J’ai toujours cru, sans hypocrisie, que le bon sens était effectivement la chose la mieux partagé. J’ai toujours pensé que l’être humain, en dépit de ses croyances, de ses sottes certitudes, de sa vanité sans limite, était capable, lorsque la situation l’imposait, de respecter la collectivité dans sa quête de réponses à la multitude de questions qui l’assaille. Ces postulats mis en avant, je n’aurais jamais imaginé qu’il y avait encore dans nos sociétés des individus capables des pires cruautés sans même être capable de justifier leur attitude bestiale.
En effet, comment comprendre ce qui s’est passé dans le petit village de Womey où au moins huit personnes – dont trois confrères – ont perdu la vie pour une simple question de croyances ? Pour vous donner une idée de l’absurde, trois des membres de la délégation venue simplement sensibiliser des villageois aux risques encourus durant cette période d’épidémie d’Ebola ont été égorgés avant que les corps de l’ensemble ne soient jetés dans une fosse sceptique ! Tuer n’était plus suffisant, il fallait humilier les corps, les avilir pour se procurer une sensation de puissance.

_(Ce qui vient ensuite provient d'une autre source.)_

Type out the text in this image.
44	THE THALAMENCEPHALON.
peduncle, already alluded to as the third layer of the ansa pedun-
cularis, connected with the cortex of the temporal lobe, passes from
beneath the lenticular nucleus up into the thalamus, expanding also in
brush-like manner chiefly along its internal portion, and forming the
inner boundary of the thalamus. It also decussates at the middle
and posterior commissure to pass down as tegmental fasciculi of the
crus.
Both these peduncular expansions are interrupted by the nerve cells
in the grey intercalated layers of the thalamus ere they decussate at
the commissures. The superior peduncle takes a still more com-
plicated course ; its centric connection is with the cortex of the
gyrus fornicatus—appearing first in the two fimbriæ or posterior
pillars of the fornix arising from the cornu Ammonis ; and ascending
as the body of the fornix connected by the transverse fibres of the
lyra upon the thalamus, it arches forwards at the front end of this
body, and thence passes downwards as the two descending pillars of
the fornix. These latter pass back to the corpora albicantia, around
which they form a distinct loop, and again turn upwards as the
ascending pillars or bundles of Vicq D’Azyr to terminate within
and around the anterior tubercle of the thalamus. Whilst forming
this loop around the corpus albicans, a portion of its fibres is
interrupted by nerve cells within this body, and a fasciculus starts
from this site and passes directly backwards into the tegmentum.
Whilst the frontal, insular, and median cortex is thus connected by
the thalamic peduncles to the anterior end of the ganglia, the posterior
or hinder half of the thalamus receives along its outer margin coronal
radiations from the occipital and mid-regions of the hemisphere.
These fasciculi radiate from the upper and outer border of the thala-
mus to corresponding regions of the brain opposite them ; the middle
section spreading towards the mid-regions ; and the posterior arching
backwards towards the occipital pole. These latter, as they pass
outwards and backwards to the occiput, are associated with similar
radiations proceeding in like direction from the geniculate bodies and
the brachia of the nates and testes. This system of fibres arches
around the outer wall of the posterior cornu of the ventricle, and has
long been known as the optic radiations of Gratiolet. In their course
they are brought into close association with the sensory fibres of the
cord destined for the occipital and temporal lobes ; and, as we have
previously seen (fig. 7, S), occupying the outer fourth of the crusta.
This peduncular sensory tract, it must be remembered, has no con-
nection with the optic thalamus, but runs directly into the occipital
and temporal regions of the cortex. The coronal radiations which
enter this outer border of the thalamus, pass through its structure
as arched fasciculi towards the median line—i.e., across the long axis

Ce qui s’est passé à Womey n’est pas seulement inadmissible. C’est le point d’orgue d’une spirale dangereuse dans laquelle certains citoyens se sont engouffrés sans réfléchir aux conséquences. Et le drame, c’est qu’on ne peut pas dire que tout est de leur faute.
Il y a plusieurs siècles, le philosophe grec Platon mettait en garde sa propre société : « lorsque les hommes s’habituent à laisser faire leurs enfants ; lorsque ceux-ci ne tiennent plus compte de leurs paroles : lorsque les maîtres tremblent devant leurs élèves et essaient de les flatter ; lorsqu’enfin les jeunes se sentent au-dessus des lois parce qu’ils ne reconnaissent en eux l’autorité de rien ni de personne, c’est alors là en toute jeunesse et en toute beauté le début de la tyrannie ».
L’état d’esprit qui règne le long des frontières sud de la Guinée n’alimente pas seulement l’épidémie de fièvre Ebola : il vise à imposer la loi de la jungle dans cette partie du pays privé d’infrastructures sanitaires de base et qui n’a pourtant d’autre choix que celui d’accepter et de respecter le message des équipes de sensibilisation.
Le moment est très mal indiqué pour cogiter sur l’origine de la maladie et ses modes de transmission. La « guérisseuse » traditionnelle sierra léonaise qui s’est livrée à ce jeu là, au tout début de l’épidémie, s’est elle-même retrouvée à six pieds sous terre, par le fait du maudit virus, sans comprendre ce qui lui est arrivé. Aujourd’hui, la plupart des scientifiques s’accordent à dire que son attitude désinvolte a permis une propagation plus rapide de la maladie en Sierra Leone, au Liberia et par ricochet en Guinée.
La gravité de la situation impose que l’Etat, tout en maniant habilement le bâton de la fermeté et la carotte de la sensibilisation, impose par tous les moyens légaux les mêmes règles à tout le monde. Il n’y a pas d’autre voie pour maîtriser cette épidémie d’Ebola.
Laisser la tyrannie s’imposer en cette période d’urgence sanitaire serait courir un risque encore plus grand que l’isolement du pays et la stigmatisation de ses citoyens. Et c’est plus qu’une question de survie : accepter le fait accompli est absolument inacceptable.